他問完之後等的每一瞬都仿佛煎熬,也不知過了幾個歲月,他聽見一聲極輕,極其溫存的聲音:“是。”

“在下浩氣盟段燭塵。”

兩相見面,沒想到居然這般機緣巧合。

一旁陳和尚走過來解釋,說是聽聞這幾日浩氣盟眾將搬師黑龍沼,便悄悄帶著雨煌過來尋覓些凝血草。陳和尚讓了個位置給兄弟二人交談,燭塵將雨煌攬過來,細細的一句句問幾時起幾時睡,可吃飽可穿暖,眼睛如何了身體如何了,生怕漏下一句。他用手撫著雨煌的頭發,雨煌少有會這樣安寧舒心的側在一個人懷裏,帶著笑一句句聽著。

突然,雨煌將燭塵推開,用手指在嘴唇前比了個噤聲。

“大約一裏外有二十人左右策馬來,武功都不算弱,我們多半不是對手。”雨煌仔細聽了半晌,頓了頓:“燭塵,是不是你們浩氣盟的人?”

“應當是了。”燭塵點頭:“不如你們趕緊跑,我現下拖延他們一陣,等你們過了江也就太平了。”

陳和尚將凝血草采了放至行囊中,與雨煌一行人匆匆走向岸邊想要登船。燭塵不停的往回看,遠處馬蹄聲和嘈雜的人聲他多也聽清了大半,心下焦急的很,卻又想起了蘇幕的警告。

“若你再包庇,就要與純陽宮一同處置了。”

他沈吟片刻,想讓陳和尚在自己胸口拍上一掌,回去也好說是力不能敵,免得招惹是非。

他這麽一說雨煌倒是皺緊了眉打斷:“陳和尚掌力剛猛,這麽一掌下去要麽只是輕傷毫無用處,要麽是五臟受損得多日休養。”

雨煌想了想,道:“不如我這裏用一些取巧的方法刺激你部分筋脈。你看上去會憔悴萬分日夜咳血,實際是在排毒養身,靜養半月便可恢覆原樣。”

於是待浩氣盟諸人趕到,便看到的是墨點漫天,隨後燭塵握著長劍半跪在岸邊,面色蒼白嘴角滲血,遠處一艘小船,已經消失在長江的漫天霧氣當中。

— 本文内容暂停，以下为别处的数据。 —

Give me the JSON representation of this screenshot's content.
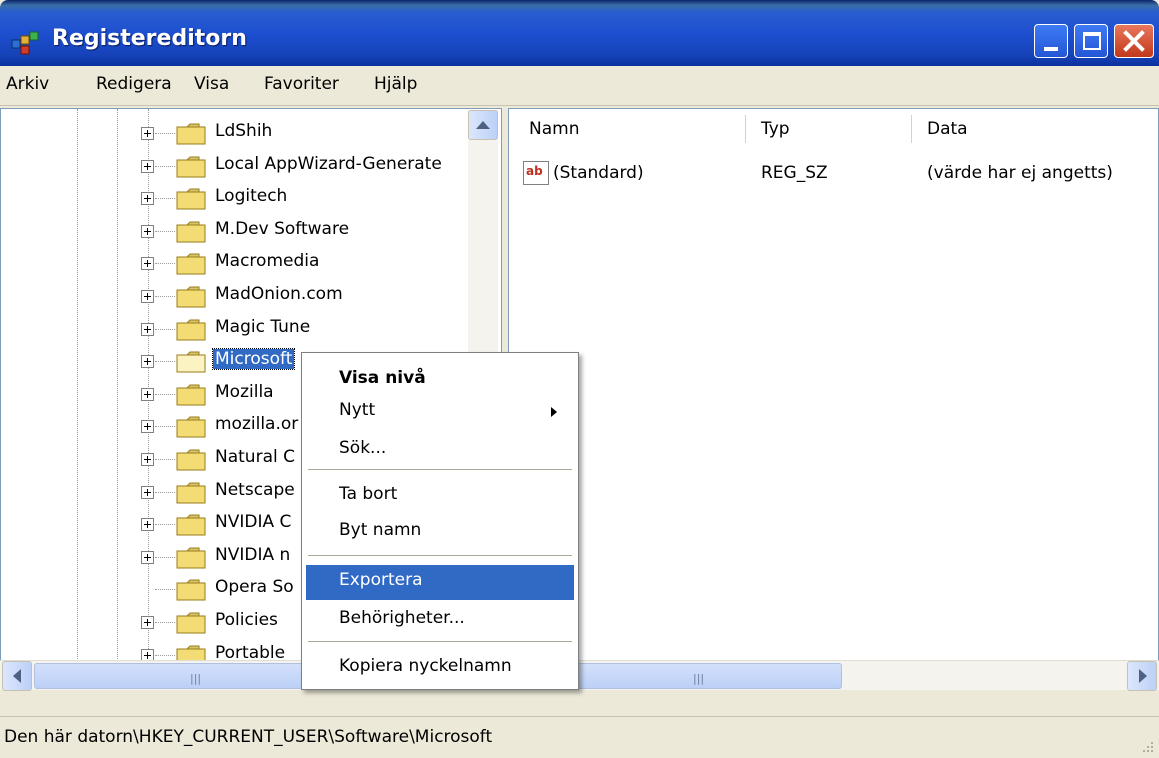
{
  "window": {
    "title": "Registereditorn",
    "app_icon": "registry-editor-icon"
  },
  "menu": {
    "items": [
      "Arkiv",
      "Redigera",
      "Visa",
      "Favoriter",
      "Hjälp"
    ]
  },
  "tree": {
    "items": [
      {
        "label": "LdShih",
        "expander": true
      },
      {
        "label": "Local AppWizard-Generate",
        "expander": true
      },
      {
        "label": "Logitech",
        "expander": true
      },
      {
        "label": "M.Dev Software",
        "expander": true
      },
      {
        "label": "Macromedia",
        "expander": true
      },
      {
        "label": "MadOnion.com",
        "expander": true
      },
      {
        "label": "Magic Tune",
        "expander": true
      },
      {
        "label": "Microsoft",
        "expander": true,
        "selected": true
      },
      {
        "label": "Mozilla",
        "expander": true
      },
      {
        "label": "mozilla.or",
        "expander": true
      },
      {
        "label": "Natural C",
        "expander": true
      },
      {
        "label": "Netscape",
        "expander": true
      },
      {
        "label": "NVIDIA C",
        "expander": true
      },
      {
        "label": "NVIDIA n",
        "expander": true
      },
      {
        "label": "Opera So",
        "expander": false
      },
      {
        "label": "Policies",
        "expander": true
      },
      {
        "label": "Portable",
        "expander": true
      }
    ]
  },
  "list": {
    "columns": [
      "Namn",
      "Typ",
      "Data"
    ],
    "rows": [
      {
        "name": "(Standard)",
        "type": "REG_SZ",
        "data": "(värde har ej angetts)"
      }
    ]
  },
  "context_menu": {
    "items": [
      "Visa nivå",
      "Nytt",
      "Sök...",
      "Ta bort",
      "Byt namn",
      "Exportera",
      "Behörigheter...",
      "Kopiera nyckelnamn"
    ],
    "highlighted": "Exportera"
  },
  "status": {
    "path": "Den här datorn\\HKEY_CURRENT_USER\\Software\\Microsoft"
  },
  "colors": {
    "selection": "#316ac5",
    "titlebar": "#1d4fd0",
    "close_button": "#c2381b"
  }
}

那藏劍弟子見燭塵這樣魂都嚇掉了一半,連忙跑過去將他扶起來,燭塵順勢一暈,閉上眼睛不問人事。

第二日裏燭塵伸了個懶腰醒來,又大張旗鼓的咳了些血,面色慘白的嚇人。一群浩氣盟的兵士大夫圍在他身邊,輪流將惡人谷罵了一遍。燭塵覺得有些好笑也不好說,用手帕掩著嘴,不一會兒又染紅了一半。

“你可還好麽?我一去那兒,就看你被打的站都站不起來。”那個年紀輕輕的藏劍弟子道:“早知道還是我守著,看樣子那邊的人是大魔頭雨煌,你必定是勝不過的。”

燭塵微楞,笑了一聲:“怎麽會是雨煌,你必定是瞧錯人了。”

“銀發墨衣,手中拿著穹崖筆,我怎能看錯?”那藏劍弟子信誓旦旦:“他那般惡毒,前陣子又殺了天機閣眾人與無數正派弟子,天下人人得而誅之!”

燭塵看著那藏劍弟子緊握的雙拳,沒說話。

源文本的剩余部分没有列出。